The other problem with donor recipes is that if only larger NGOs are funded – e.g., to save administrative costs, as it might cost the same or even less to monitor a few large NGOs rather than several small ones – the smaller NGOs will never be able to raise their organisational strengths and capacities. Donors, at least some of them, may insist that their supported NGOs raise their self-dependent capacities, but if that is largely fund-raising through micro-credit, that may have its own dynamic of “playing games with poor people’s money” and further impoverishing them. Perhaps, with the small leftward or ‘centre-ward’ trend that we recently saw in elections in some Western European countries, the appropriateness of several aspects of the Paris Principles can be re-thought out and re-negotiated. Or so some hope.

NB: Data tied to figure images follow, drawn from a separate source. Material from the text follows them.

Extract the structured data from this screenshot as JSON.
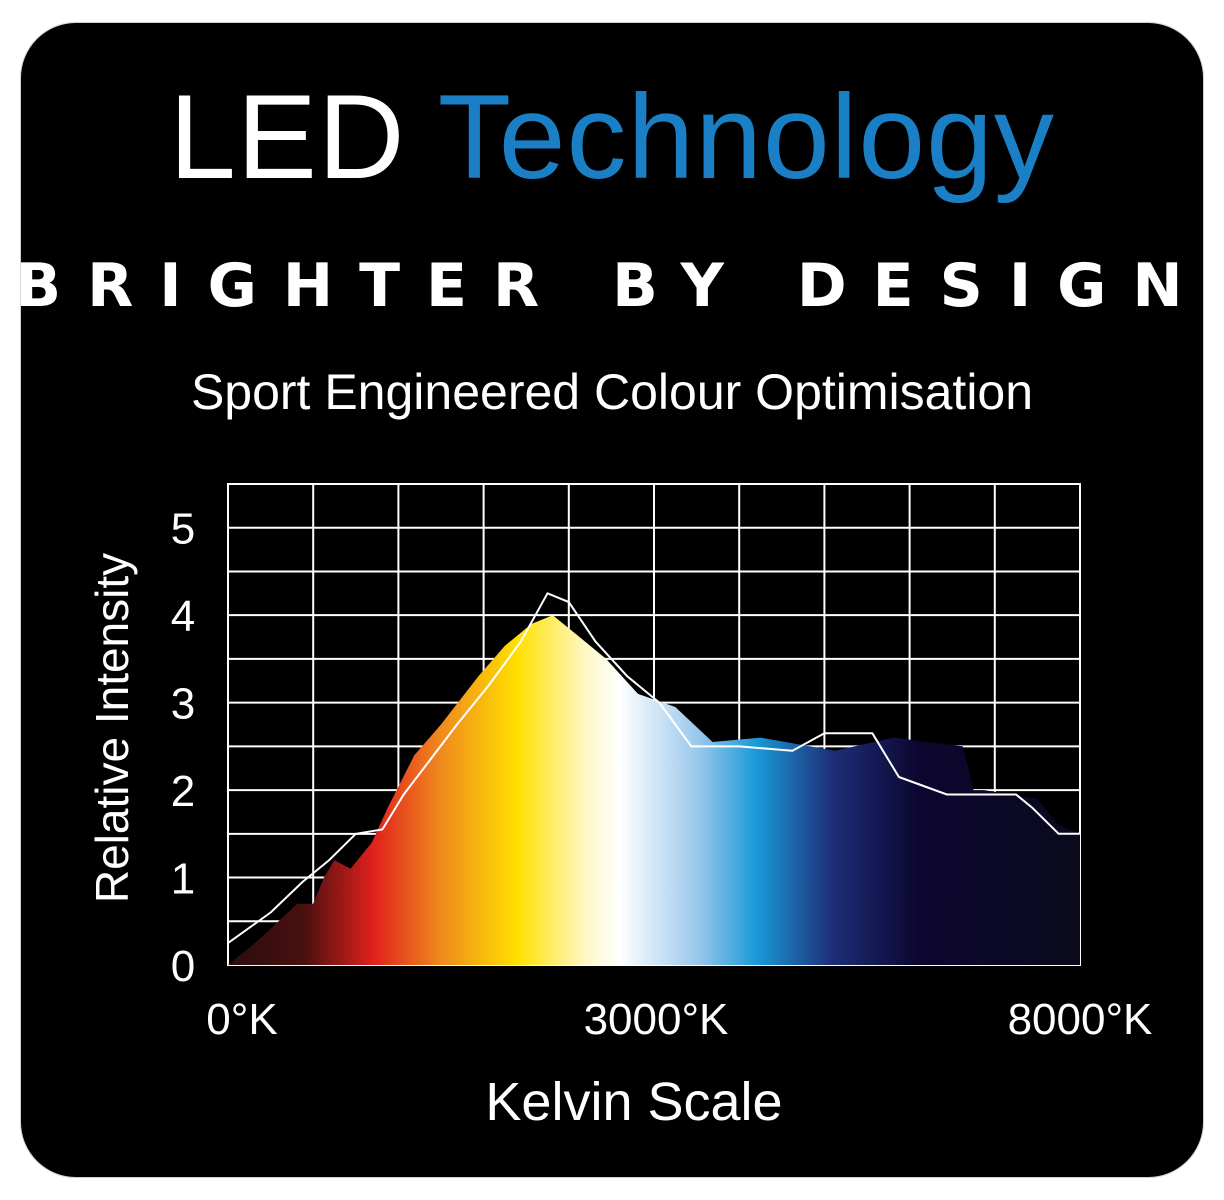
{
  "title": {
    "part1": "LED",
    "part2": "Technology"
  },
  "tagline": "BRIGHTER BY DESIGN",
  "subtitle": "Sport Engineered Colour Optimisation",
  "colors": {
    "title_accent": "#1a7fc4",
    "background": "#000000",
    "text": "#ffffff"
  },
  "chart_data": {
    "type": "area",
    "xlabel": "Kelvin Scale",
    "ylabel": "Relative Intensity",
    "x_ticks": [
      "0°K",
      "3000°K",
      "8000°K"
    ],
    "y_ticks": [
      "0",
      "1",
      "2",
      "3",
      "4",
      "5"
    ],
    "xlim": [
      0,
      8000
    ],
    "ylim": [
      0,
      5.5
    ],
    "grid": true,
    "series": [
      {
        "x": [
          0,
          300,
          650,
          800,
          900,
          1000,
          1150,
          1350,
          1500,
          1750,
          2000,
          2350,
          2600,
          2850,
          3050,
          3300,
          3550,
          3850,
          4200,
          4550,
          5000,
          5700,
          6250,
          6900,
          7000,
          7100,
          7600,
          7800,
          8000
        ],
        "y": [
          0,
          0.3,
          0.7,
          0.7,
          1.0,
          1.2,
          1.1,
          1.4,
          1.8,
          2.4,
          2.75,
          3.3,
          3.65,
          3.9,
          4.0,
          3.75,
          3.5,
          3.1,
          2.95,
          2.55,
          2.6,
          2.45,
          2.6,
          2.5,
          2.0,
          2.0,
          1.9,
          1.6,
          1.5
        ],
        "fill": "spectrum"
      },
      {
        "x": [
          0,
          400,
          700,
          950,
          1200,
          1450,
          1650,
          1900,
          2150,
          2450,
          2750,
          3000,
          3200,
          3450,
          3750,
          4050,
          4350,
          4800,
          5300,
          5600,
          6050,
          6300,
          6750,
          6850,
          7150,
          7400,
          7550,
          7800,
          8000
        ],
        "y": [
          0.25,
          0.6,
          0.95,
          1.2,
          1.5,
          1.55,
          1.95,
          2.35,
          2.75,
          3.2,
          3.7,
          4.25,
          4.15,
          3.7,
          3.3,
          3.0,
          2.5,
          2.5,
          2.45,
          2.65,
          2.65,
          2.15,
          1.95,
          1.95,
          1.95,
          1.95,
          1.8,
          1.5,
          1.5
        ],
        "stroke": "#ffffff"
      }
    ]
  }
}
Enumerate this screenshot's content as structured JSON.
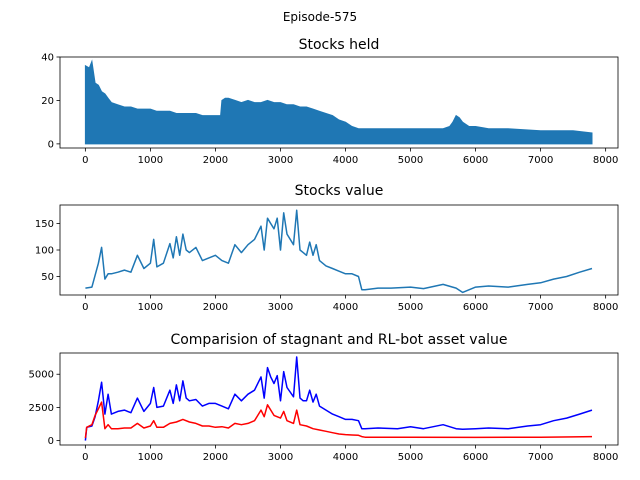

Development rights and duty-bearers
Ultimately, there can be no better service-provider and duty-bearer for delivering basic development services to citizens than the state, at least in the developing countries like Bangladesh. Of course, the market can, and often does, fulfil several of these development gaps left by the state. But that is only for those who can afford it. Impoverished and disadvantaged communities – including indigenous peoples and certain minorities – are all too often left out, whether it be security (they cannot hire private guards), healthcare (they cannot afford to use private hospitals and public hospitals are overcrowded) or education (they cannot access the better institutions in the cities). Therefore, a balance has to be assessed and apportioned, between the state, NGOs and the market. In Bangladesh’s journey towards a middle-income country, these inequities – coupled with the threats of climate change, intransigent partyism, cronyism, corruption and administrative dysfucntionalities – need to be carefully considered and a more workable and synergetic relationship established between the government and NGOs. Only then can these two, in alliance with the citizenry, sit squarely with donors and lenders, look them in the eye, and negotiate a better deal for our citizens, to achieve sustainable and equitable development.
Devasish Roy Wangza is the Chakma Raja and Chakma Circle Chief of the Chittagong Hill Tracts, an advocate at the Supreme Court of Bangladesh and a member of the United Nations Permanent Forum on Indigenous Issues. He is also associated with several NGOs dealing with development, environment, culture and human rights in Dhaka and in the Hill Tracts.